I have been finding a certain serenity in my being recently. And that isn’t asupposed to sound as pretentious as it does, but this particular kind of calm has been alien to me for some time.
It’s like walking through a ravine.
The cliffs either side reach up and touch the sky, and every so often fragments of rock and pebbles scatter down towards me. I walk. Not in fear of a landslide, but in a state of hyperawareness that it might happen. I’m on edge. And I keep walking, thinking of worst case scenarios and unfeasible solutions in my head and then all of a sudden the ravine opens out onto a huge valley. The sky is clear. The wind is alive. And the view takes my breath away and I fill my lungs and my head clears and I smile at the worries I had before. They’re still here with me, but the vista before me allows perspective. I should be more content. I should be looking forward. Or just looking. What’s the point in rushing and worrying about the future when there is so much in the present? And I know that, in order to complete my journey, I must go through another ravine. I’ll start teetering on the edge again. But for now? I’m here.
And the valley isn’t a valley, it’s a coffee shop or the tram or my living room or a cigarette break at work. But somehow, I find it. The vista, I mean.
It’s this book I’m reading – Consolations of the Forest by Sylvain Tesson. He goes and lives in a cabin on the edge of Lake Baikal in Siberia. He makes himself into a hermit. And in all honesty, nothing sounds more appealing. He has daily tasks and book and nature and his notebooks. And awe. Wonder. The place where he lives for these six months takes his breath away on a daily basis, from the top of a mountain to the unconditional love of dogs. The instantaneous camraderie in the handshake of his nearest neighbour, nine miles away. The boom of the ice ice as it cracks on the lake. And he makes such a good case for solitude, not loneliness, solitude, that it seems like the greatest thing in the world.

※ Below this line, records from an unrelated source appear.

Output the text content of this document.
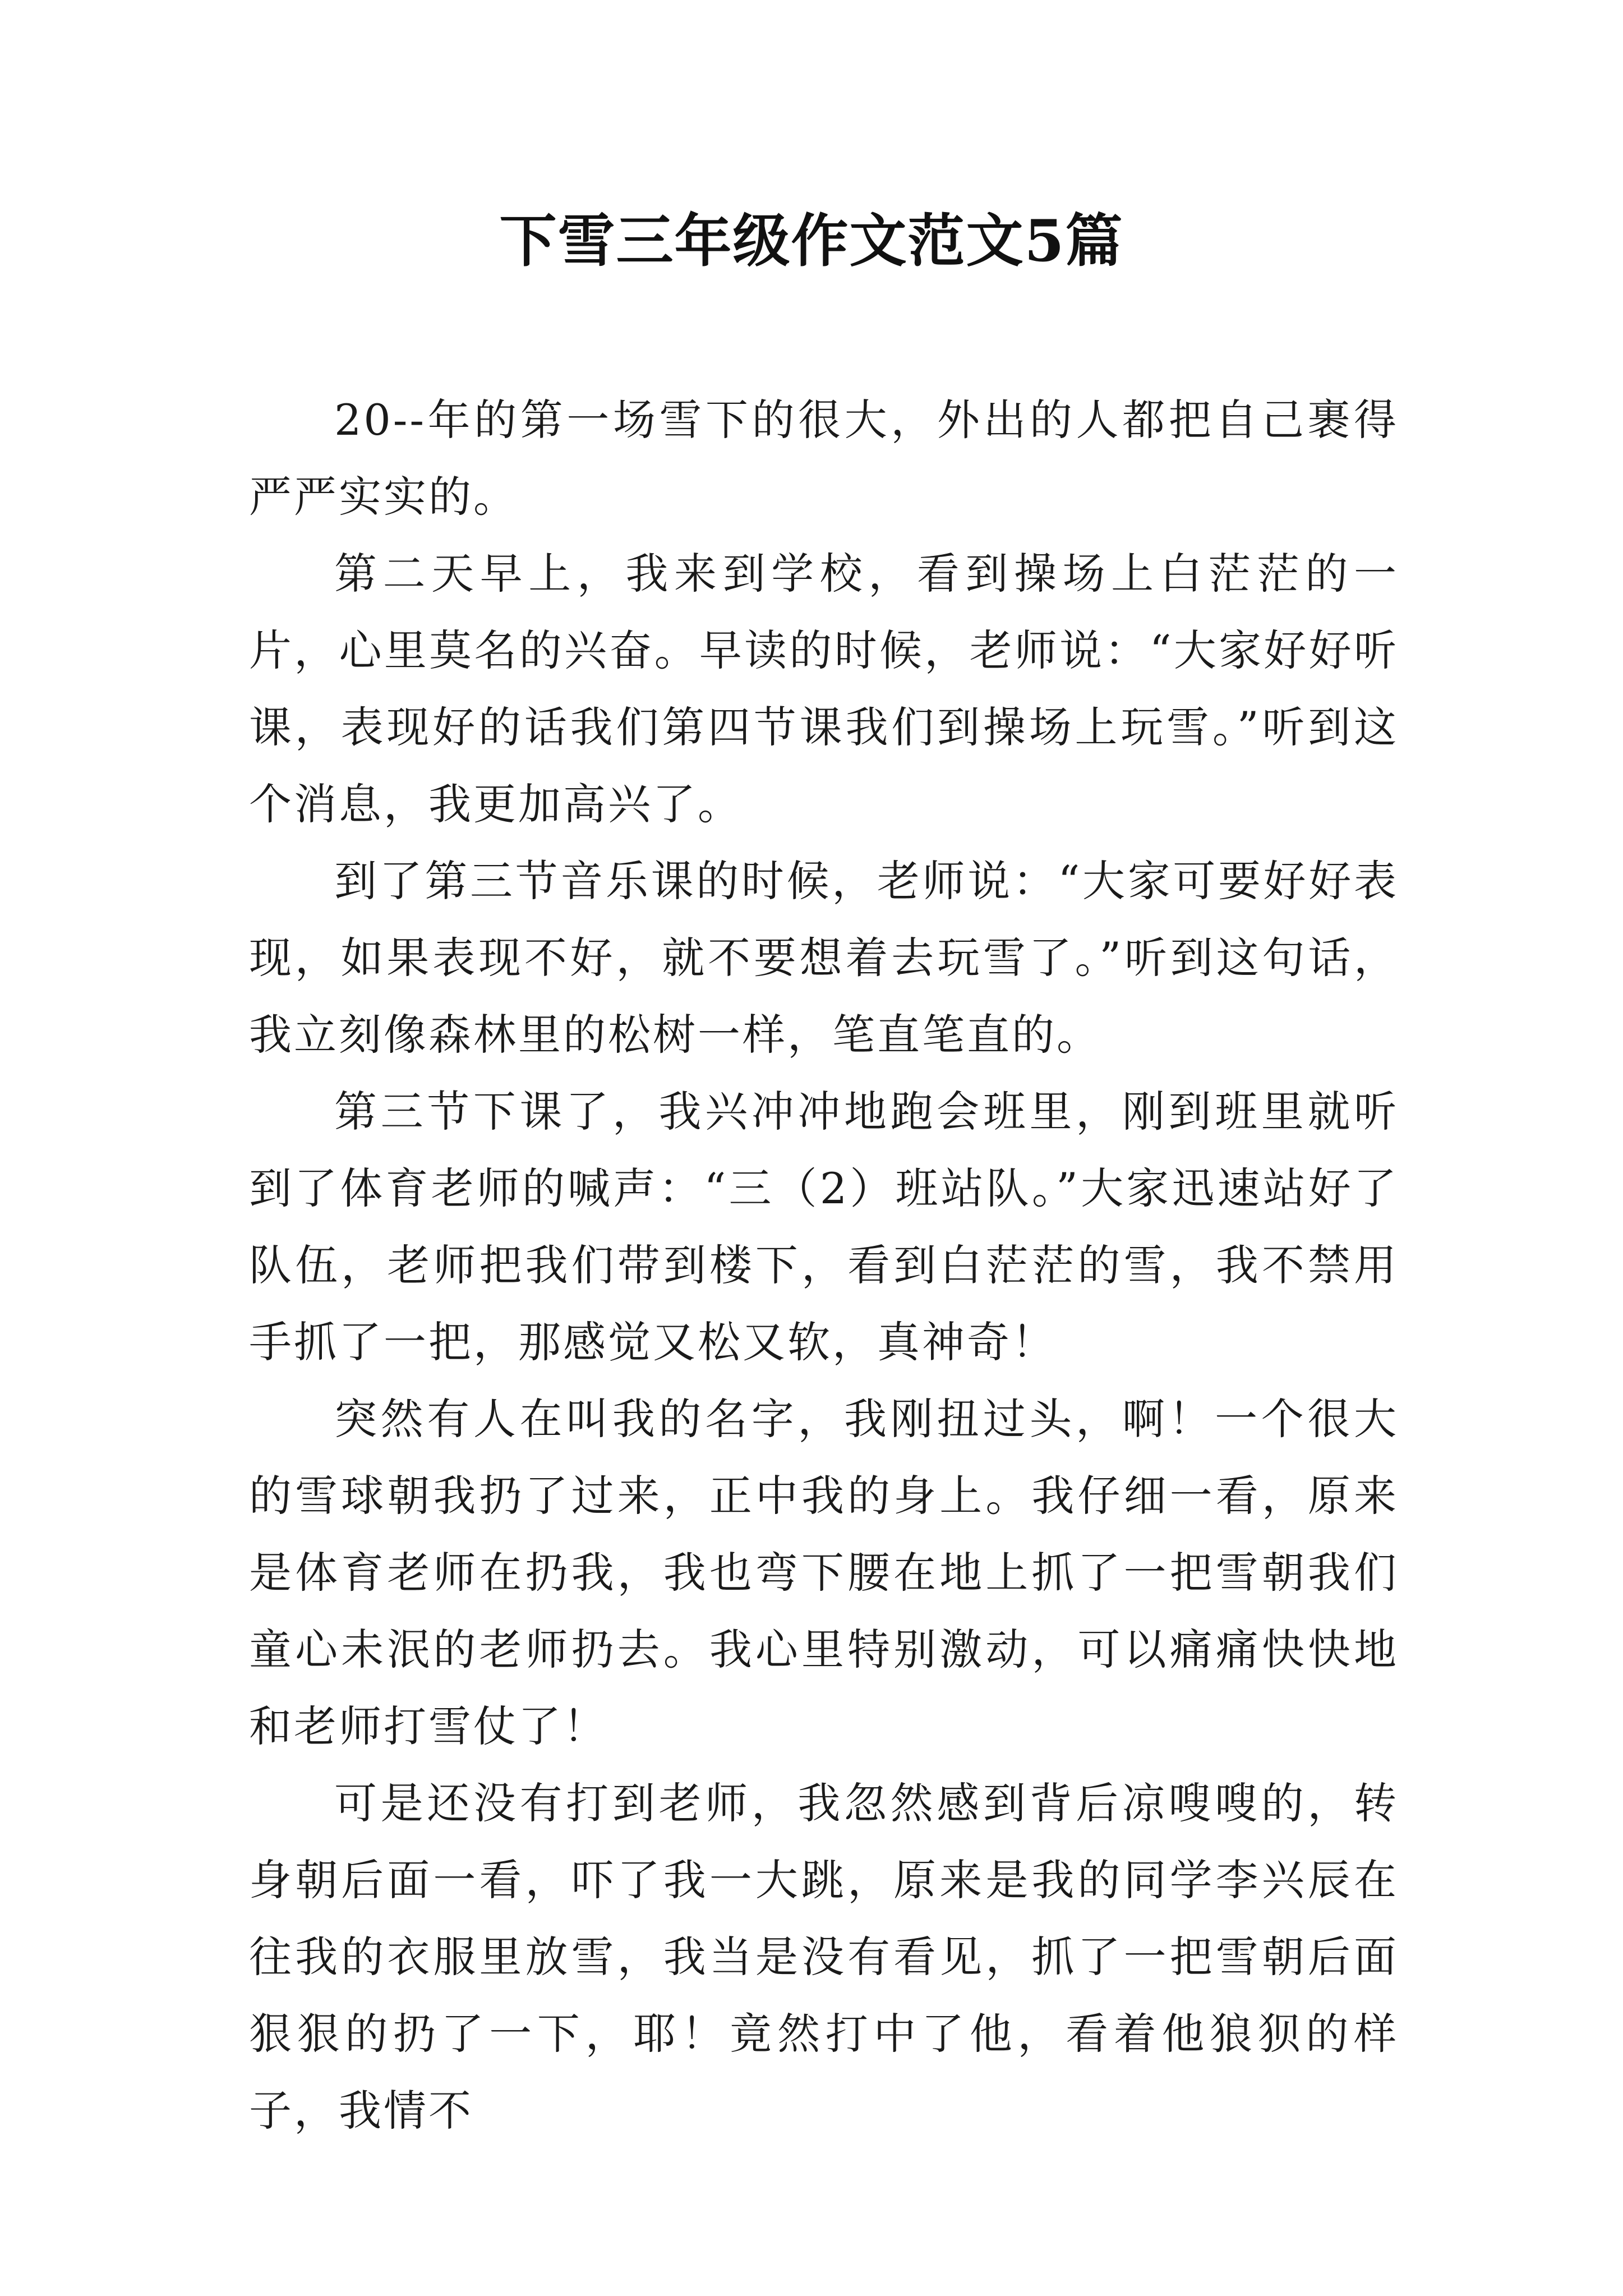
下雪三年级作文范文5篇

20--年的第一场雪下的很大，外出的人都把自己裹得严严实实的。

第二天早上，我来到学校，看到操场上白茫茫的一片，心里莫名的兴奋。早读的时候，老师说：“大家好好听课，表现好的话我们第四节课我们到操场上玩雪。”听到这个消息，我更加高兴了。

到了第三节音乐课的时候，老师说：“大家可要好好表现，如果表现不好，就不要想着去玩雪了。”听到这句话，我立刻像森林里的松树一样，笔直笔直的。

第三节下课了，我兴冲冲地跑会班里，刚到班里就听到了体育老师的喊声：“三（2）班站队。”大家迅速站好了队伍，老师把我们带到楼下，看到白茫茫的雪，我不禁用手抓了一把，那感觉又松又软，真神奇！

突然有人在叫我的名字，我刚扭过头，啊！一个很大的雪球朝我扔了过来，正中我的身上。我仔细一看，原来是体育老师在扔我，我也弯下腰在地上抓了一把雪朝我们童心未泯的老师扔去。我心里特别激动，可以痛痛快快地和老师打雪仗了！

可是还没有打到老师，我忽然感到背后凉嗖嗖的，转身朝后面一看，吓了我一大跳，原来是我的同学李兴辰在往我的衣服里放雪，我当是没有看见，抓了一把雪朝后面狠狠的扔了一下，耶！竟然打中了他，看着他狼狈的样子，我情不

Sat here in a coffee shop in the middle of Manchester, watching the rain, I know I couldn’t do it. I’m not great on my own – I get stuck in the ravine. I couldn’t do a six month stretch inside my own head. But every so often I feel a smile appear on my face and have no idea where it came from. I’m finding pieces of peace in the lining of my jacket, humour in the superglued soles of my shoes, fractions of serenity between the pages of each day. Maybe this is what optimism feels like.
My brain is racing and my hands are shaking from the amount of caffeine I’ve had today. It’s my little brother’s birthday. I’m in work at half seven tomorrow morning. The rain is getting worse.